Monday 20 June 2011

European Central Bank tightens screw on Ireland, Portugal and Spain

 European Central Bank President Jean Claude Trichet warned Ireland not to depend on long-term support from Europe Photo: Reuters

“The central bank must guard against the danger that the necessary measures in a crisis period evolve into a dependency as conditions normalise,” said Jean-Claude Trichet, the ECB’s president.


Luxembourg’s ECB governor, Yves Mersch, echoed the warnings, saying the bank could not continue “cleaning up” in crises. “If rates are low for too long, this leads to a higher risk appetite. We will pay the price if we fail to confront these inevitable dangers,” he said.


More than 98pc of Spanish mortgages are priced off the floating Euribor rate. Any ECB rate rise would be devastating given that there is already a glut of 1.5m homes coming on to the market, according to consultants RR de Acuna.


The ECB warnings came as a troika of officials from the ECB, the Commission, and the International Monetary Fund began a fact-finding mission in Dublin, examining books to determine whether Ireland is strong enough prop up its banking system.
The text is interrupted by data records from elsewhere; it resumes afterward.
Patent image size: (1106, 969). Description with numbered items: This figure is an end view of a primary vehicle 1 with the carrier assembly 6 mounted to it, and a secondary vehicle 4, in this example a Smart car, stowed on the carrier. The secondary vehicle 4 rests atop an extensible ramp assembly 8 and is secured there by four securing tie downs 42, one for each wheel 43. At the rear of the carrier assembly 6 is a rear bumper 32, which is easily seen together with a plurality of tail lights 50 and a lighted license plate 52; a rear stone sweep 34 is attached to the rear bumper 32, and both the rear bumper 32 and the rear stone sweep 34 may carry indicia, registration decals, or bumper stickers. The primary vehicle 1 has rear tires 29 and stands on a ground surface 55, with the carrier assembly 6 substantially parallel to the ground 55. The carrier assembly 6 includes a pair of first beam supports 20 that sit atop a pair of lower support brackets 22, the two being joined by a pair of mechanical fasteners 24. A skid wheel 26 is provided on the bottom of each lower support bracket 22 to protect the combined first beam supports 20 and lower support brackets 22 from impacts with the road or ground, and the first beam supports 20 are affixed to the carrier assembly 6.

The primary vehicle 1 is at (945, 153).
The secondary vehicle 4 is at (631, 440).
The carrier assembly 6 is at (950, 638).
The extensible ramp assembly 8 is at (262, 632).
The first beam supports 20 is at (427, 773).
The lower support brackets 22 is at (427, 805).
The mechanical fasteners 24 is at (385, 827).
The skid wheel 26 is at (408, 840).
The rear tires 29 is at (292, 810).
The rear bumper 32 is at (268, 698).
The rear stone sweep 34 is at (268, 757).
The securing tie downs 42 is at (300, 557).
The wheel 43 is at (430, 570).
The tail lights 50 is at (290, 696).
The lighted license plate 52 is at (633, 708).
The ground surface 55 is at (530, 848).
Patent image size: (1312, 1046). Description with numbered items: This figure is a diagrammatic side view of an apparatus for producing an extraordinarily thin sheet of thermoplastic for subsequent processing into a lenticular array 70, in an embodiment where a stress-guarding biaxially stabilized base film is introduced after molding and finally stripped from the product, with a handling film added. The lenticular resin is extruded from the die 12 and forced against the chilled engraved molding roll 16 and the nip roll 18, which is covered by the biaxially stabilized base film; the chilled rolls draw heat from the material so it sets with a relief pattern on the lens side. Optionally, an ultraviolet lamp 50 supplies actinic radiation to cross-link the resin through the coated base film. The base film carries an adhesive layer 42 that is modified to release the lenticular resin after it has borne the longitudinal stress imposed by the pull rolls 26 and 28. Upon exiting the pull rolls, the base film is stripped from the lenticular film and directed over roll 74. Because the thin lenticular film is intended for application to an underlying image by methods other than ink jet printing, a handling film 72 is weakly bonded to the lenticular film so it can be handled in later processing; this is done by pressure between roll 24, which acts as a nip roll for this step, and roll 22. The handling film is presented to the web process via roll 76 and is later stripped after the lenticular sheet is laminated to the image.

Finance minister Brian Lenihan admitted that Dublin was considering “substantial contingency capital” to boost banks, but denied that this would burden the Irish state.


Dublin insists that there is no threat to Ireland’s 12.5pc corporation tax rate but Mary Lou McDonald from Sinn Féin said the country was essentially under foreign occupation. “Officials from the EU and IMF and any other vultures circling around this country should be told to get lost.”


Central bank governor Patrick Honohan said a rescue would amount to “tens of billions”. The Irish state is funded until June but this is proving no defence against a run on the banking system.


The euro recovered against the dollar and Europe’s bourses rallied on hopes that the Irish crisis has been contained, but Fitch Ratings said there was still “considerable uncertainty” about the fate of Irish bank debt and bondholder losses.


Credit default swaps on Irish, Greek, Portuguese and Spanish debt continued to hover at high levels yesterday amid confusion over the contagion risk.


Any bail-out depletes the EU’s €440bn (£374bn) rescue fund, reducing the safety buffer for other countries.


Each rescue reduces the number of donor states able to support the EU safety net, and tests political patience in Germany. “There is a danger that once Ireland has been dealt with markets will concentrate even more on countries such as Portugal and Spain,” said Ulrich Leuchtmann of Commerzbank.


Rescue loans for Ireland – as for Greece – add to the debt load without tackling the core problem of solvency. A view is taking hold in the markets that this policy merely delays the inevitable day of EMU debt restructuring.